From the above figure, it can be seen that with the
increase of the number of model training, the
accuracy of the BERT model gradually increases, and
finally reaches 0.8795, and the log loss value is
reduced to close to 0, indicating that the model has
been effectively trained. Meanwhile, from the
validation set, when the epoch reaches 3, the
difference between the loss value and the training set
is only 0.3, which indicates that the model does not
have overfitting phenomenon and has a certain degree
of generality.
Figure 4: Changes in classification accuracy and loss values
of the BERT model.
Figure 5: BERT model confusion matrix.
The following are the confusion matrices for
positive (2), neutral (1) and negative (1)
classification, and the size of the classification
performance indicators (Pre, Recall, F1) for each of
the above models can be calculated based on the
values of each block of the confusion matrix values.

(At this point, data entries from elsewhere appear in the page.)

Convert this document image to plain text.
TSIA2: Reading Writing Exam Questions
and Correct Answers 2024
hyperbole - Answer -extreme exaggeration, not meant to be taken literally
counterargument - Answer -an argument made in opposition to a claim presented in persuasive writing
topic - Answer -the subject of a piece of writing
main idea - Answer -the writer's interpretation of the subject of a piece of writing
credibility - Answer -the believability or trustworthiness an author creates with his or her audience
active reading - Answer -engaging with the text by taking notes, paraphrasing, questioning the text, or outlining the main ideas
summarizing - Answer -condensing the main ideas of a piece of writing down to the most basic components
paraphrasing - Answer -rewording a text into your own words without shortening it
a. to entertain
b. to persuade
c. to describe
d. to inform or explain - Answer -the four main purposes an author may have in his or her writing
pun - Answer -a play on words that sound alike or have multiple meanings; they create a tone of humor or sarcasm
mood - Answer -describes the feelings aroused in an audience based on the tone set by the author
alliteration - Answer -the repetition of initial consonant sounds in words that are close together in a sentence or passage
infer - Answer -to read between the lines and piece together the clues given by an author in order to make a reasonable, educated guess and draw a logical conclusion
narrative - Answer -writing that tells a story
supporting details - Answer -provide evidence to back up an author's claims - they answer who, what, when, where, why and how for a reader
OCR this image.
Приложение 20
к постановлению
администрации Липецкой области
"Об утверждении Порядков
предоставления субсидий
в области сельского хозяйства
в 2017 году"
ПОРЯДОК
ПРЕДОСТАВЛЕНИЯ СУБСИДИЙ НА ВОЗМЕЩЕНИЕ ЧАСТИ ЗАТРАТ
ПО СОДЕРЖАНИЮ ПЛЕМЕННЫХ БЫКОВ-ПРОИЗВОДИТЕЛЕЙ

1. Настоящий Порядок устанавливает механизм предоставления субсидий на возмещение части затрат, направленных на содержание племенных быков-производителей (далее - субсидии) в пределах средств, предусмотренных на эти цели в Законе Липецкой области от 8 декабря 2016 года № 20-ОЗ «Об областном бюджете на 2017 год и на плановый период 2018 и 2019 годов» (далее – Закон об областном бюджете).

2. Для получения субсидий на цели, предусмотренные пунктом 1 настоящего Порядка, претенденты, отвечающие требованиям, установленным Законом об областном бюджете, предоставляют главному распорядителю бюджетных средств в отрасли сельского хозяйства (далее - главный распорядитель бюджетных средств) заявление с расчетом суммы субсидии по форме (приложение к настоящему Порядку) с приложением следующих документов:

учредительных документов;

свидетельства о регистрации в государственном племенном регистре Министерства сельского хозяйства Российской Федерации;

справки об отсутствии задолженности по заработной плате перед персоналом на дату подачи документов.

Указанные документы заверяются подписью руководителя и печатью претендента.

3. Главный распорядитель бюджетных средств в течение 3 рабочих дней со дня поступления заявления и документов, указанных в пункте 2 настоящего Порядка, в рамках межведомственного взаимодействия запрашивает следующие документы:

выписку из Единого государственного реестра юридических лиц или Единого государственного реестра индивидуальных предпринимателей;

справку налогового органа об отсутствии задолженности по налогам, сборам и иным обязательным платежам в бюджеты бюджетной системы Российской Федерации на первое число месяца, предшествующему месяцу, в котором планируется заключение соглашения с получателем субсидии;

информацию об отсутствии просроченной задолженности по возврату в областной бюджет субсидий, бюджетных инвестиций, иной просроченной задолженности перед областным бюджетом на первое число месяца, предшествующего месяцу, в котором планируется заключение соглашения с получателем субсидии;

At the same time, it can be seen that the color of the
diagonal block from the matrix is significantly darker
than the other blocks, which intuitively shows that the
BERT model for sentiment classification of logistics
enterprises trained in this study has good
classification performance.
5.2 Data Distribution Tuning
Since the evaluation of logistics enterprises, as part of
the service-oriented industry, is characterized by a
"high satisfaction threshold" and data distribution
imbalance, this study carries out the study of data
distribution tuning by changing the inputs of the data
volume of the pre-training model to Fine-tuning. The
results show that the model achieves the maximum
values of pre, acc and f1 when the data distribution
imbalance is 30%-40%, which is where the best
performance is obtained.
6 CONCLUSION
In this paper, we propose a pre-trained classification
model using the BERT model to classify positive-
neutral-negative sentiment scores of logistics
enterprises, and all kinds of indexes can indicate its
good classification performance. Meanwhile, we use
the Fine-tuning means of the BERT model to study
the tuning scheme when facing the problem of data
imbalance, and the results obtained provide useful
guidelines for the subsequent model and experimental
optimization. The results obtained also provide useful
guidelines for subsequent model and experimental
optimization.
Based on the sentiment classification model
proposed in this paper, all the text data crawled from
the evaluation of logistics enterprises are analyzed for
the prediction and classification of emotional
tendency, and further theme extraction and cross-
analysis, etc., so as to obtain the value information of
the customer's satisfaction with the service and pain
points of the logistics enterprises, which can be used
as a reference for the selection of the logistics service
providers, and at the same time provide a powerful
support for the strategic decision-making and
business improvement of the logistics enterprises.